Au fil de leur histoire, les classes moyennes n'ont jamais fait preuve d'une forte cohésion sociale mais, malgré leur grande hétérogénéité, elles partagent un certain sentiment d'appartenance et de proximité qui fluctue dans le temps.

Étrange destin que celui des expressions désignant les partitions de l'espace social. Alors que la formule la plus courante était celle de « classes ouvrières », au pluriel, la « classe ouvrière » au singulier s'impose à la fin du XIXe siècle, sous l'influence montante du marxisme. Inversement, on parlait jusqu'au milieu du XIXe siècle de « classe moyenne » au singulier, mais l'usage du pluriel s'est répandu et on ne connaît plus aujourd'hui que les classes moyennes. Faut-il déduire d'une telle évolution des pratiques langagières que cet univers hétérogène défini par sa position au centre de notre société a perdu toute unité et toute cohésion sociale ? La réalité est plus complexe.

Sans doute peut-on transposer aux classes moyennes ce que Bourdieu dit des « classes populaires » (formule qui, au demeurant, a remplacé celle de classe ouvrière) : ce « concept à géométrie variable » permet à chacun d'en manipuler l'extension pour « l'ajuster à ses intérêts, ses préjugés ou ses fantasmes sociaux ». Si cela est vrai pour les classes populaires, qu'il est facile de situer au bas de l'échelle et dont seule la frontière avec les catégories situées au-dessus d'elles reste sujette à controverses, cela ne peut que l'être davantage pour les classes moyennes, pour lesquelles les incertitudes relatives aux frontières du bas s'ajoutent à celles des frontières du haut.

Cette notion dont on fait parfois remonter l'usage à Aristote, en passant par Montesquieu et Rousseau, ne doit peut-être sa longévité qu'à sa plasticité et à son aptitude à s'adapter à des configurations sociologiques fort changeantes au fil du temps. On se gardera donc de conclure que les classes moyennes ont perdu leur cohésion sociale, car il est peu probable qu'elles aient jamais été fortement dotées de cette propriété. Mais cela n'implique pas qu'elles en soient entièrement dépourvues. Disons qu'il s'agit d'une unité relative et évolutive.

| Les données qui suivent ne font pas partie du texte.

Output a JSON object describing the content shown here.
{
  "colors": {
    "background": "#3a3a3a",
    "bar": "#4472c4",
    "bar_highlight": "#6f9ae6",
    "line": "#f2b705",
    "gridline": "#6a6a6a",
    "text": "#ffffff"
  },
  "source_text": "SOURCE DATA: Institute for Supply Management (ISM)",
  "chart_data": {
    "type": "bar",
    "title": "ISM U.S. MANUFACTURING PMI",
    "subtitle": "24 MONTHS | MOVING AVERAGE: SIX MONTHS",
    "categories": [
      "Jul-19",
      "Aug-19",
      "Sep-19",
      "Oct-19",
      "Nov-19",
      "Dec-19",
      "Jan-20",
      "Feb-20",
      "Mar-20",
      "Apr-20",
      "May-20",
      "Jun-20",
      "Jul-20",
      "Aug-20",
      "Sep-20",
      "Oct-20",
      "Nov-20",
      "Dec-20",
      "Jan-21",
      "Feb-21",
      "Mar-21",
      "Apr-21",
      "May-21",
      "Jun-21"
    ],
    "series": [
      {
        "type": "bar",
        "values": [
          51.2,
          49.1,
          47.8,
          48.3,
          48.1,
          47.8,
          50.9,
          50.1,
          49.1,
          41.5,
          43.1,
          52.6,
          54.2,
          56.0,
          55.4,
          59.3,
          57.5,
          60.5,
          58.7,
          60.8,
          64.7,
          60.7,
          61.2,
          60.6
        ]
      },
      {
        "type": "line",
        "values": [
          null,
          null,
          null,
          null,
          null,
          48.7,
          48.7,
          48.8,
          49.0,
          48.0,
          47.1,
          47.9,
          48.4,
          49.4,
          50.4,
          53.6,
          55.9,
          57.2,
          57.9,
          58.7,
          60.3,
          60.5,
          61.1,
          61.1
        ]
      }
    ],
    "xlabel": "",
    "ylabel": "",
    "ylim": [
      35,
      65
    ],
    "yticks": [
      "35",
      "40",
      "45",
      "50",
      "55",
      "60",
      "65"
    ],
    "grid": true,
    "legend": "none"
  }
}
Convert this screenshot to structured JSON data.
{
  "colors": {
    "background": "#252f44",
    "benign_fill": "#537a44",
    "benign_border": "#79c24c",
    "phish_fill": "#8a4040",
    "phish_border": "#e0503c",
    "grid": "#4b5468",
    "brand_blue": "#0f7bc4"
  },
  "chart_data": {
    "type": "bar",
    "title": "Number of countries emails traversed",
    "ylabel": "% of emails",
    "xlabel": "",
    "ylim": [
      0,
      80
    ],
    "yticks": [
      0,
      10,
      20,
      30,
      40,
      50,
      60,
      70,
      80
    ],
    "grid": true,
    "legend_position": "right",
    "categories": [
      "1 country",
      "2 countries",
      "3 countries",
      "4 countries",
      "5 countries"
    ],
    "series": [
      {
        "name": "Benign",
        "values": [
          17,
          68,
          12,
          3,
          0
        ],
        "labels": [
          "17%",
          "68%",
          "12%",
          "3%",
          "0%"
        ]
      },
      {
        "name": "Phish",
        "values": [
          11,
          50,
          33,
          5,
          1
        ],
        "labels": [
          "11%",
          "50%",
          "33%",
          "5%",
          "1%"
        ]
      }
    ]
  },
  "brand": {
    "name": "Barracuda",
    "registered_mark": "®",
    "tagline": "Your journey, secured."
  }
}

Une constellation hétéroclite

Sous l'Ancien Régime, c'était celle de la bourgeoisie, qui échappait globalement à la misère de la masse des paysans et ouvriers mais restait à l'écart du pouvoir et des privilèges de la noblesse. Puis ce fut celle des « petits bourgeois indépendants », détenteurs d'un patrimoine réduit, mais suffisant pour assurer la respectabilité, en un temps où le salariat était synonyme de subordination, voire de condition servile. Rappelons que Marx et Engels parlent de « nouvelle classe de petits-bourgeois » au sujet des petits fabricants, détaillants, artisans, paysans, voués selon eux au destin commun de la chute dans le prolétariat. Petit à petit, à ces propriétaires qui devaient davantage leur situation à leur travail qu'à leur fortune seront adjoints des médecins, des avocats, certains fonctionnaires, des salariés non manuels dont les revenus, le mode de vie et les origines sociales étaient proches des premiers. Le développement du salariat qualifié, et en particulier de la catégorie ambiguë des cadres (qui comprenait dans les anciennes nomenclatures de l'Insee les « cadres moyens » : techniciens, contremaîtres, instituteurs, infirmières, professions administratives, travailleurs sociaux…), a entraîné une recomposition de cet ensemble, déplaçant son centre de gravité vers le salariat, devenu entre-temps le mode de travail dominant au cœur de la « société salariale » (pour reprendre la formule de Robert Castel) qui le munit de droits et protections parfois enviés par les petits indépendants. C'est ainsi que s'est formée une constellation hétéroclite faisant voisiner des petits patrons et des fonctionnaires, des contrôleurs de gestion et des artistes, des militaires et des travailleurs sociaux.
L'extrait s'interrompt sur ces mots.